Wednesday, November 12, 2014

Bewitched Versus I Dream of Jeannie

As a kid, my friends and I would discuss which power we'd rather have - Jeannie's or Sam's.

"Bewitched" ran from 64 to 72. Yeah, pretty long, huh? Samantha, played by Elizabeth Montgomery, was a witch who was newly married and trying ever so hard not to let her quirky witchy relatives and her nose-twitching spell ways from her husband and others.

"I Dream of Jeannie" ran from 65 to 70. Jeannie, played by Barbara Eden, was a 2000-year-old genie from a bottle that was found by an astronaut and now sworn to do his bidding in the most fumbling of ways.

I liked both concepts as a kid. Most of my friend wanted to be a genie because it seemed like unlimited capabilities, but being the logic-minded one, I had to point out that Jeannie had to do magic for her master. Sam, however, could do spells for any reason she desired or for anyone. I also liked that Sam was surrounded by a quirky and oddly talented family too. It gave her a whole culture that poor Jeannie out of her element in Cocoa Beach, Florida, was missing.

Admittedly, Jeannie did have that swell bottle to live inside of that was all padded and comfy, but at any time, Tony could decide to cork her up. He seemed more annoyed with her presence whereas Darren was in love with Sam (he just tolerated her relatives). Genies grant wishes, can't really do things for selfish reasons. That's a pretty cool concept, except you live for whoever is your master. 

Jeannie was a servant. Sam was a wife. But, in most ways, they really were playing the same roles of supporting their mans' careers and wanting to make their lives easier.

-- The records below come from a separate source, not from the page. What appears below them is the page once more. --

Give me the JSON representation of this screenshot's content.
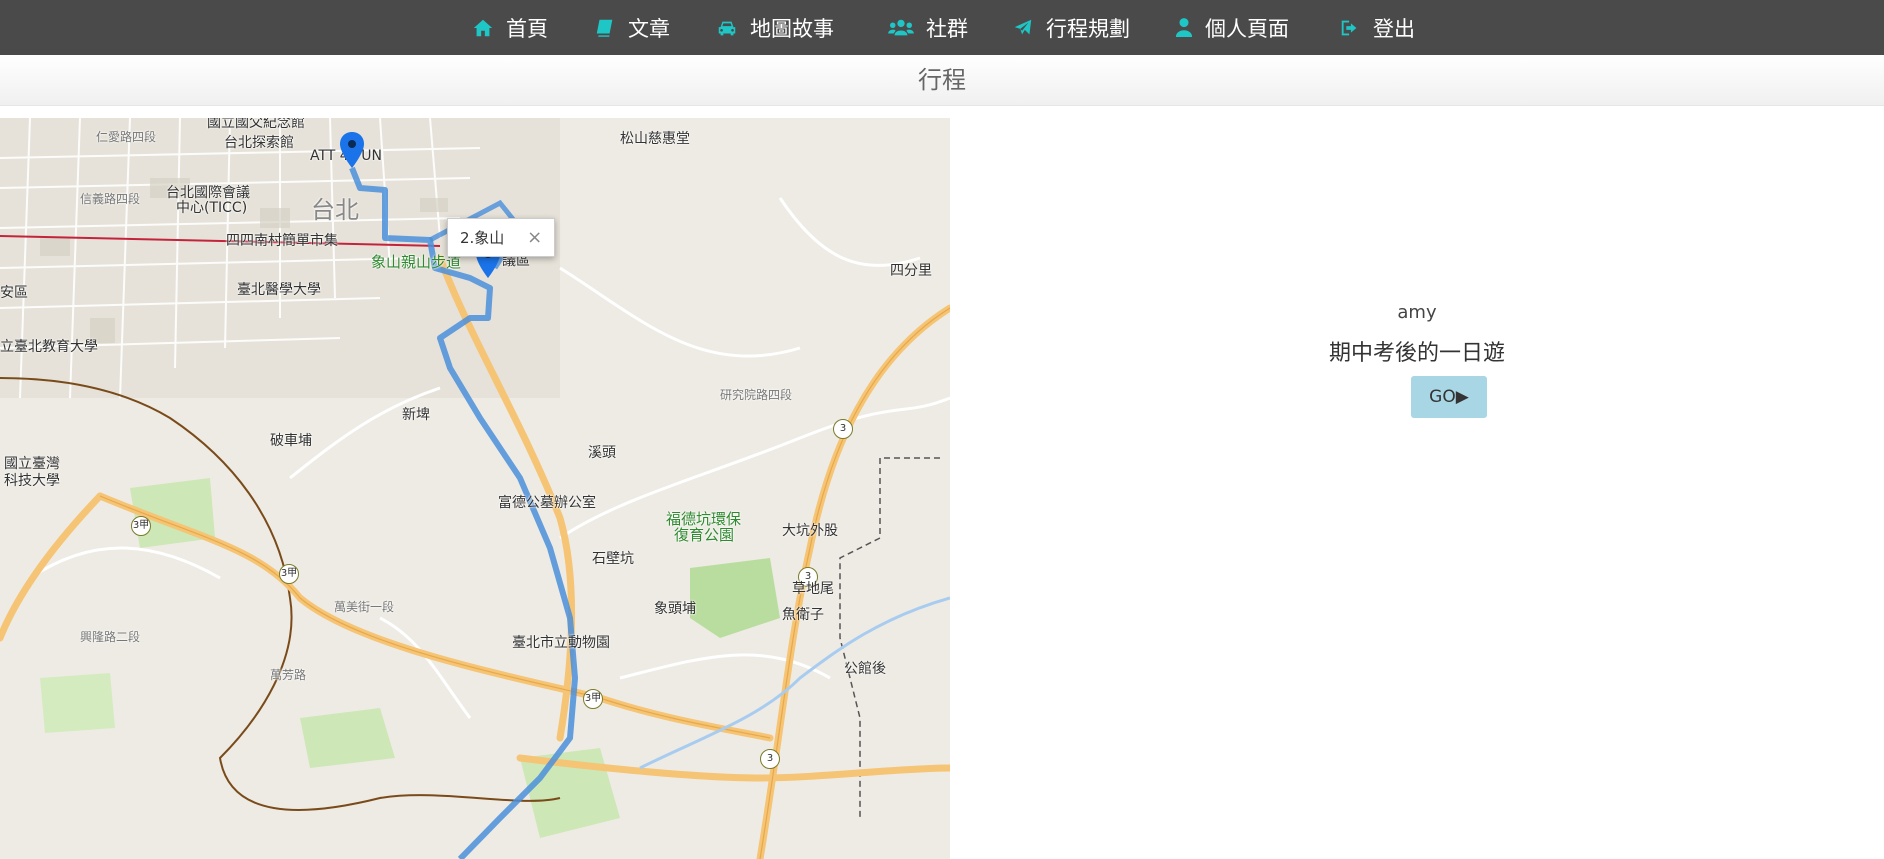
{
  "nav": {
    "items": [
      {
        "label": "首頁",
        "icon": "home-icon"
      },
      {
        "label": "文章",
        "icon": "book-icon"
      },
      {
        "label": "地圖故事",
        "icon": "car-icon"
      },
      {
        "label": "社群",
        "icon": "users-icon"
      },
      {
        "label": "行程規劃",
        "icon": "plane-icon"
      },
      {
        "label": "個人頁面",
        "icon": "user-icon"
      },
      {
        "label": "登出",
        "icon": "sign-out-icon"
      }
    ],
    "icon_color": "#1fc6c6"
  },
  "subheader": {
    "title": "行程"
  },
  "map": {
    "labels": {
      "l1": "國立國父紀念館",
      "l2": "台北探索館",
      "l3": "ATT 4 FUN",
      "l4": "台北國際會議",
      "l5": "中心(TICC)",
      "l6": "台北",
      "l7": "四四南村簡單市集",
      "l8": "象山親山步道",
      "l9": "臺北醫學大學",
      "l10": "立臺北教育大學",
      "l11": "國立臺灣",
      "l12": "科技大學",
      "l13": "松山慈惠堂",
      "l14": "四分里",
      "l15": "富德公墓辦公室",
      "l16": "福德坑環保",
      "l17": "復育公園",
      "l18": "大坑外股",
      "l19": "石壁坑",
      "l20": "草地尾",
      "l21": "魚衛子",
      "l22": "象頭埔",
      "l23": "臺北市立動物園",
      "l24": "公館後",
      "l25": "溪頭",
      "l26": "新埤",
      "l27": "破車埔",
      "l28": "萬美街一段",
      "l29": "仁愛路四段",
      "l30": "信義路四段",
      "l31": "研究院路四段",
      "l32": "興隆路二段",
      "l33": "議區",
      "l34": "安區",
      "l35": "萬芳路"
    },
    "infowindow": {
      "label": "2.象山",
      "close": "×"
    }
  },
  "trip": {
    "user": "amy",
    "title": "期中考後的一日遊",
    "go_label": "GO▶"
  }
}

The men, in both cases, seemed to tolerate the shenanigans and even at times find them endearing, but all they really wanted was to just be normal and neither woman could allow for that, given their unusual talents. In that aspect, the women were kept safe by men who would not use them for greedy means, but who also didn't really understand or appreciate how extraordinary they were. Both women had to adapt to the man's world and that did not mean having magical elements. They had to fit into a structure that did not support or encourage their talents. 

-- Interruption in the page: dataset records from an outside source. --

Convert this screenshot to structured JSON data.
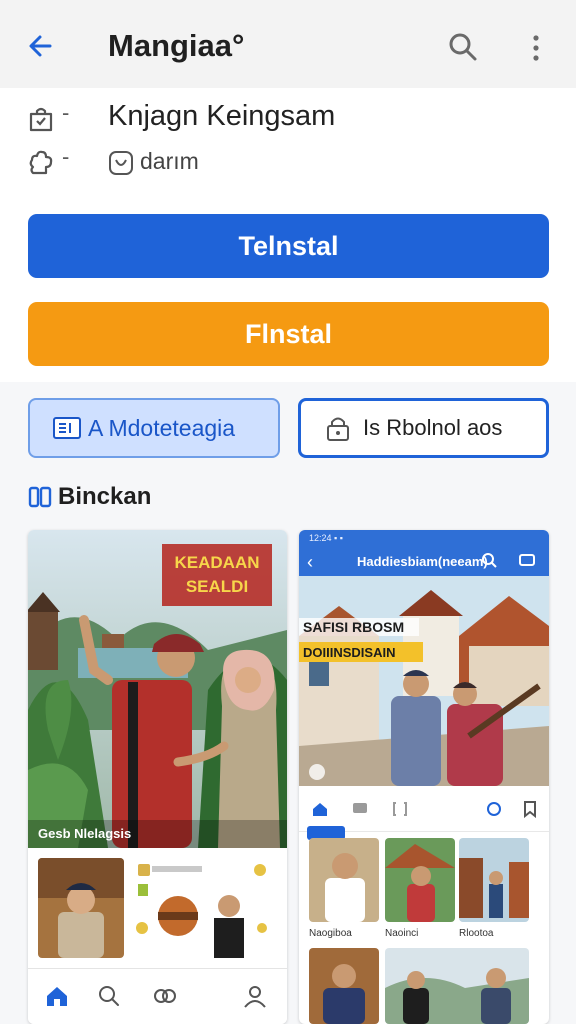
{
  "app_bar": {
    "title": "Mangiaa°",
    "back_icon": "arrow-back-icon",
    "search_icon": "search-icon",
    "menu_icon": "more-vert-icon"
  },
  "info": {
    "row1_text": "Knjagn Keingsam",
    "row1_dash": "-",
    "row2_text": "darım",
    "row2_dash": "-"
  },
  "buttons": {
    "primary_label": "Telnstal",
    "secondary_label": "Flnstal"
  },
  "chips": {
    "left_label": "A Mdoteteagia",
    "right_label": "Is Rbolnol aos"
  },
  "section": {
    "title": "Binckan"
  },
  "card_a": {
    "badge_line1": "KEADAAN",
    "badge_line2": "SEALDI",
    "caption": "Gesb Nlelagsis"
  },
  "card_b": {
    "status": "12:24 ▪ ▪",
    "title": "Haddiesbiam(neeam)",
    "overlay_line1": "SAFISI RBOSM",
    "overlay_line2": "DOIIINSDISAIN",
    "grid_labels": [
      "Naogiboa",
      "Naoinci",
      "Rlootoa"
    ]
  },
  "colors": {
    "primary": "#1f63d8",
    "accent": "#f59a12",
    "chip_bg": "#cfe0ff"
  }
}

When you look at it, it would seem that being a genie or witch was not a good thing, but an aberration, not a true calling, but a cross they must bear. 

Is it better to be Jeannie or Sam? I guess my vote would be Sam just because she wasn't an indentured slave, living in "sin" with her master, having no power in the relationship/decision making and having to live in a bottle. Still, her situation wasn't much of a step up when you think about it.

So, which one would you have rather been?